We support the following provisions in the Drain Code:

  • The authority for administering the Drain Code should be maintained within the Michigan Department of Agriculture and Rural Development and the office of the drain/water resources commissioner at the local level.

  • If existing ditches are moved at the request of the county/county road commission, the additional cost should be the responsibility of the county/county road commission's project.

  • Current exemptions for drain maintenance within state statute are appropriate and should be maintained.
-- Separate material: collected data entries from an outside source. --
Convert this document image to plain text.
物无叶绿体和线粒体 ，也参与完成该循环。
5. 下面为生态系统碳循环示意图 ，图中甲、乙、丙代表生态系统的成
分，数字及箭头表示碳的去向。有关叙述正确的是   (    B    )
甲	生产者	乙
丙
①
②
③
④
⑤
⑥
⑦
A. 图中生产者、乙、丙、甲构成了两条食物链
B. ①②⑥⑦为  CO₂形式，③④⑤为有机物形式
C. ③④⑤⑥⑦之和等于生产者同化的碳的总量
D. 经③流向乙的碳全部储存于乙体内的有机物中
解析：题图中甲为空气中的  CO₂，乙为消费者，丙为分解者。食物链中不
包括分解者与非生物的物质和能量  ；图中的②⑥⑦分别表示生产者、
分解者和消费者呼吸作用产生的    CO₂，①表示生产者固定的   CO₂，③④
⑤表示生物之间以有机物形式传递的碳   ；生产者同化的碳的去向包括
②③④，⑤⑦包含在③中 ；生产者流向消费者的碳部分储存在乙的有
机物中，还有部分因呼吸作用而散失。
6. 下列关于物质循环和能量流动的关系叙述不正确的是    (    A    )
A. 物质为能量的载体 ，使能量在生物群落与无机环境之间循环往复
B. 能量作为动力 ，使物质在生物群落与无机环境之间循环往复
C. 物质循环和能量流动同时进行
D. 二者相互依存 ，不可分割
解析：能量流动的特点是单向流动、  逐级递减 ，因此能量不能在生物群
  • Revisions to the Drain Code that benefit agriculture are necessary to address the following concerns.

We support:

  • The concept of watershed management plan development with collaboration between drain/water resources commissioners, township and municipal officials, landowners, and conservation districts, and/or NRCS, and Army Corps of Engineers that improves county drain function. Watershed management boards should include representation from affected county road commissions and landowners throughout the watershed selected by county commissioners. Watershed management plans developed by these boards should be subject to review by county commissioners with the authority to approve, amend, or reject plans.

  • The limited use of eminent domain to take private property for projects in watershed or drainage district management plans.

  • Increasing the limit on drainage maintenance assessments (such as $10,000 per mile), and payback time, to allow drain work to be done more efficiently and at a lower cost.

  • Elimination of the current exemption allowing non-elected drain/water resources commissioners.

  • All land in a drainage district being assessed according to benefits derived, including public lands.

  • Requiring that special assessment notices include the estimated percentage and dollar amounts apportioned to the recipient’s land, the estimated annual total of all project assessments, and the estimated project assessment duration.

  • Keeping records of public drain work in a manner so the public can view them and understand the scope of work completed and the cost associated with the types and dates of maintenance performed on a drain.

  • Drain/water resources commissioners providing notice of timing and duration of scheduled drain maintenance projects to affected landowners.

  • Requiring performance bonds on work done on intercounty drains where project construction costs exceed $100,000.

  • Clarification that no drainage district should be extended or established for the purpose of removing sediment from man-made reservoirs on rivers or drains.

  • The drain/water resources commissioner directing the deployment of drain sediments, both organic and inorganic, to adjacent land as required to minimize sediment return to the drain.

  • The county drain/water resources commissioner being responsible for removing blockage of a natural watercourse if it affects the function of a county drain.

  • The use of current technology.

  • For all new construction, a description of the work to be performed being provided to owners of property abutting the drain at least 10 days prior to the start of construction to ensure appropriate planning to handle increased storm water due to development. Alternatives to storm water retention ponds should be considered.

We oppose:

  • Changes to rules developed under the Inland Lakes and Streams Act causing increased regulatory burdens to farmers, drain/water resources commissioners, or road commissioners.

  • Requiring all ditches to be two-stage ditches and/or requiring additional engineering or planning on every new or established drain.

  • State funding being used to purchase farmland to construct retention wetlands for private benefit.

  • MDEGLE’s implementation of rules and policies that exceed their federal mandate and are not supported by scientific evidence.

  • The implementation of structures affecting the flow in waterways which negatively impacts agriculture.